Upon hearing that Sen. Marco Rubio, R-Fla., was raising money on Wall Street after just voting “no” on Superstorm Sandy relief, Rep. Peter King, R-N.Y., stated, “It’s absolutely disgraceful that any senator or congressman who’s running for president and voted to deny funds for New York and Long Island and New Jersey after Sandy should have the nerve to come into New York to try to raise money.”
Since then, Texas Republicans Sen. Ted Cruz and Rep. Bill Flores, who also voted against Sandy aid, have been pilloried as hypocrites for seeking federal assistance after last month’s Texas fertilizer plant explosion.
That disaster relief legislation, which passed historically quickly and without partisan rancor, could become so contentious may be symptomatic of our increasingly zero-sum political funding environment. For much of the transportation industry, which is traditionally dependent on public sector funding, we ignore these changes at our peril.
The two political parties, with all their arguing about taxes and budgets, are consuming Washington. The Democrats advocate investing in our future, while Republicans want to avoid a future that looks like Greece.
Meanwhile, we’re missing a larger irony. In the 2008 presidential election, 21 states voted for John McCain, who articulated policies of lower taxes and smaller government; 20 of those states, however, received more from the federal government than they paid. Conversely, 16 of 17 states that paid more than they received voted for President Obama. Perhaps Rep. King needs to remind his Republican brethren about the need for their states to live within their means.
Such a strict state balancing act flies in the face of what a national government is supposed to do. Transportation funding has no such problem. According to the Government Accountability Office, every state received more federal highway funding than they contributed in the 2005-09 period. This was possible because the funding mechanism is broken. Congress authorized more funding than was collected, and the Highway Trust Fund received $30 billion in general revenue since fiscal 2008 to fill the shortfall.
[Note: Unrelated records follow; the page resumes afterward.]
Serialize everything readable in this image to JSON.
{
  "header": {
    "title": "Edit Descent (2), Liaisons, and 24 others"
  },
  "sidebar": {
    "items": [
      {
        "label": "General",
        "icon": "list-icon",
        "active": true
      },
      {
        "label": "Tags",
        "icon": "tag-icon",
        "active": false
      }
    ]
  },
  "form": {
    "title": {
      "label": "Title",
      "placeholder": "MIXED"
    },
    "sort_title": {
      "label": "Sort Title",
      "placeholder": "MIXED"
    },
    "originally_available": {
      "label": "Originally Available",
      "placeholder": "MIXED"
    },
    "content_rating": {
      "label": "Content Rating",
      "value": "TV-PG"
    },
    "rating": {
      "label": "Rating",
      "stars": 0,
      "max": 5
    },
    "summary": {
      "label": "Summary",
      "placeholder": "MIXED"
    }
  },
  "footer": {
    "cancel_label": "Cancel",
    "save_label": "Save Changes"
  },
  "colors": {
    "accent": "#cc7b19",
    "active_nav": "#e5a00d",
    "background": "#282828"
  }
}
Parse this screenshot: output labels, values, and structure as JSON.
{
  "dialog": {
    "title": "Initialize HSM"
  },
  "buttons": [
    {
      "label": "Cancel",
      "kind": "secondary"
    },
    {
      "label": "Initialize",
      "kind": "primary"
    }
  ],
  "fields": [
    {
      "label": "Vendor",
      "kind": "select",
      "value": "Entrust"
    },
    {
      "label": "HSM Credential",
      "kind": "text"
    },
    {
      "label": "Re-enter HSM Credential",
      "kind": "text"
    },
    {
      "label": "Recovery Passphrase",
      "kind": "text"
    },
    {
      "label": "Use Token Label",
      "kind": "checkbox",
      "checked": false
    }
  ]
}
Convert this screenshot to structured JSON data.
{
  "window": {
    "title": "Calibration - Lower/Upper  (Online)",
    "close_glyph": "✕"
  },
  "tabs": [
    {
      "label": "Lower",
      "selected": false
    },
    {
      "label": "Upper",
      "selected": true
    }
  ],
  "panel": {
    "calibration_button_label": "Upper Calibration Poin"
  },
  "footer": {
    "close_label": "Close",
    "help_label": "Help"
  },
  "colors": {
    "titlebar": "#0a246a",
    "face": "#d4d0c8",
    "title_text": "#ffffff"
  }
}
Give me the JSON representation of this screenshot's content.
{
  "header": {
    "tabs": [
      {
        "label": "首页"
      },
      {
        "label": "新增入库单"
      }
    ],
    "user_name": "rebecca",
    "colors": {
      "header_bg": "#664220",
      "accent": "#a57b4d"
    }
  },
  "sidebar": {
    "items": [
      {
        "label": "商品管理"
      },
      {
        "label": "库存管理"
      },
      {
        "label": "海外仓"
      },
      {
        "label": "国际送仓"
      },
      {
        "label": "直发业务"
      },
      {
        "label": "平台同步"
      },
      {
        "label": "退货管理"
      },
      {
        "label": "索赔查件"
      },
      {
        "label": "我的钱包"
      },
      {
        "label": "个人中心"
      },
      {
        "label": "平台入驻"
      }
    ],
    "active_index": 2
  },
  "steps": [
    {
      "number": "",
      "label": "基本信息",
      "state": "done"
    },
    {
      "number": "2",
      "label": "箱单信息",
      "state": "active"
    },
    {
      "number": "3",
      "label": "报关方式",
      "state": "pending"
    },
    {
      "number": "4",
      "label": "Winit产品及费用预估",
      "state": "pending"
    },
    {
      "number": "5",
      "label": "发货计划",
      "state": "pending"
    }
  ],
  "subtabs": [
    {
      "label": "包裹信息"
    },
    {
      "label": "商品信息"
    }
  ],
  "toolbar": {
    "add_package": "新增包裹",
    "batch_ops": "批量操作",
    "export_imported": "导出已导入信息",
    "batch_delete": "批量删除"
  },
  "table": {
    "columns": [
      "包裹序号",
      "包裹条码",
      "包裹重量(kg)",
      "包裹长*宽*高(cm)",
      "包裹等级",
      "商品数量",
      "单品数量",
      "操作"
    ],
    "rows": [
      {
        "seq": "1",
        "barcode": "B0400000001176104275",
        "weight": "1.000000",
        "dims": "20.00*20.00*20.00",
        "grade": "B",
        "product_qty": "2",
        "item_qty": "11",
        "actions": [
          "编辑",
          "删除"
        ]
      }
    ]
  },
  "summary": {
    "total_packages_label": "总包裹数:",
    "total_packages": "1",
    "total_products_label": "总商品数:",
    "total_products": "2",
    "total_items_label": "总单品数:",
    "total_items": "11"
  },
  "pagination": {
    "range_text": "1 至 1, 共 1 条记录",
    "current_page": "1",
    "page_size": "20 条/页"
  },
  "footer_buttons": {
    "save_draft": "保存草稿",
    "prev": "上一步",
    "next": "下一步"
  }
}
Despite near-universal acclaim for passing MAP-21, neither Congress nor the administration has addressed the reality that highway funding is insufficient to meet our nation’s long-term needs. Nor is there much optimism that President Obama’s call for $50 billion for immediate transportation investment to spur job growth and improve transportation infrastructure that was in his recently proposed budget will get very far.
How, then, will our transportation infrastructure be funded? In his State of the Union address, President Obama called for funding a transportation infrastructure bank that would leverage public funds 4-to-1. This sounds appealing, but it would change the federal government’s role from funding transportation infrastructure to merely financing it.
This puts the burden squarely on the states, where the “no new taxes” mantra rules out increasing the fuel tax. (Attempts to consider it a “user fee” seem to have been discarded as an unsuccessful canard.)
Earlier this year, Virginia Gov. Bob McDonnell pursued a rather radical policy by replacing the state fuel tax with a sales tax. This is estimated to increase the funding available, but its arithmetic is based on citizens of neighboring states buying gas in Virginia, rather than in their own state. It also assumes oil companies won’t seek to capture some of the lowered tax by raising the wholesale price of fuel. (Gov. McDonnell’s plan addresses one of the challenges of traditional highway funding — higher mileage cars paying less fuel tax per-mile driven — by imposing a $100 surtax on hybrid cars.) Only time will tell if the politicians or the economists are correct.
For some, the solution of reinstating earmarks, traditional pork barrel politics, could solve myriad problems. Once a routine part of congressional funding — especially for surface transportation — earmarks have been effectively discarded since 2006.
Sean Kelly, a political science professor at California State University, says the appropriations process has “melted down” since then. Congressional appropriation committees now attract partisans seeking to enforce doctrine, rather than pragmatists looking to accomplish tasks, he maintains. The latter no longer wish to serve there because there are no “goodies” to bring back to their constituents.
Matthew Yglesias of Slate magazine went further, saying the current Congress is “one in which leaders can neither discipline their rowdy base nor court vulnerable members with blandishments.”
Neither political party is covered with glory — neither seems willing to take the high road. Moreover, if funding mechanisms aren’t fixed, there might be no road at all.